In the face of a struggling economy and general hard times, it is hard to avoid the temptation to indulge in various mailing tactics that are not best practices, like dusting off older segments of mailing lists, significantly increasing mail volume, sending mail across channels where permission was not explicitly given, buying mailing lists, etc.
Some may argue that there is no harm engaging in squirrely practices in the interest of making the sale now and then cleaning up the results later – immediate gratification always feels good and makes the financial quarter’s bottom line look great – but… there are costs which may not be immediately obvious. One of them is annoying customers into abandoning a brand they used to love.
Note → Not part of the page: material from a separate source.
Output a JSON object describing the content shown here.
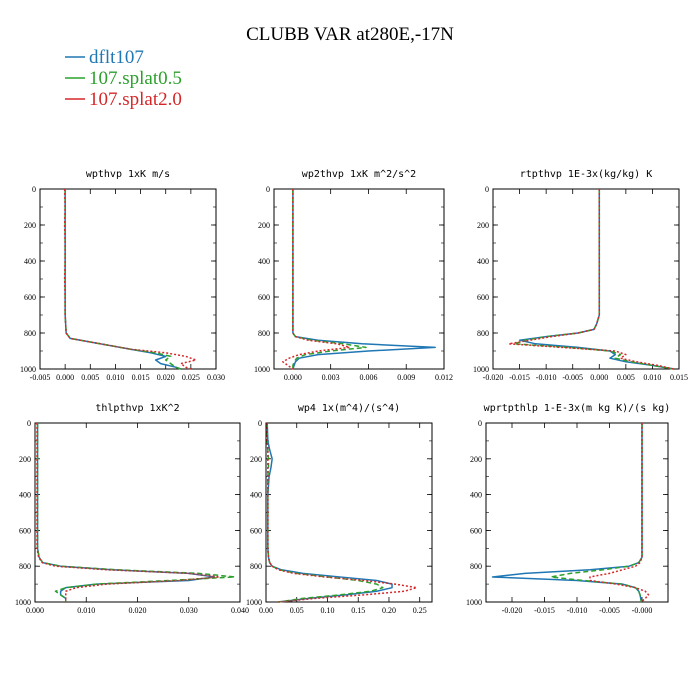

A couple of years ago I wrote a post about a major retailer that I’d bought from many times, over the course of 6 years or so. I was accustomed to getting an email a day with their special offer du jour, but in the weeks before Christmas they started sending me 2 a day, and then one day hit me with 3 in the space of a few hours. The third email was not only the tipping point for me in volume, but was also somewhat misleading. I unsubscribed in a fit of deep annoyance and never went back.
Consider that over the years I had spent considerable money at this retailer and was quite prepared to continue doing so: they offered a good product at great prices along with good customer service, which is a hard combination to beat. In their attempt to get a larger share of the Christmas pie, though, they lost my future business and also that of my friends to whom I had been enthusiastically referring the site. Was the possible immediate short-term gain worth the loss of steady future business and referrals? Probably not.
Now is not the time to get creative with bad mailing practices: the amount of marketing mail people get this season is unarguably larger than normal which is already predisposed to being aggravating: irritating folks into making your marketing disappear – possibly for ever – is never a good idea. Buying mailing lists is never a good idea. Sending to stale old segments is never a good idea. All it takes is a couple of clicks from your recipients to make bad things happen to your good lists. Don’t be that guy!
Now is the time to make sure your lists are cleaned up, as low on invalid users as you can make them, and as fresh as possible. It is time to make sure your bounce handling is able to keep up with your volume. It is time to increase engagement and ROI by sending compelling email offers that people want, to people who asked to get them. Relevance, engagement, clean lists are the mantra!
May your email flow cleanly and profitably this Christmas season!
Excellent message Anna. People in the marketing game are customers too and like everyone else get fed up with inbox abuse. Even though I try to be a bit more forgiving of the more aggressive marketers than a more hypocritical me, it still grates when I see marketers ignoring the basics. It’s not a right to be invited into someone’s inbox, it’s a privilege and an expensive thing to abuse.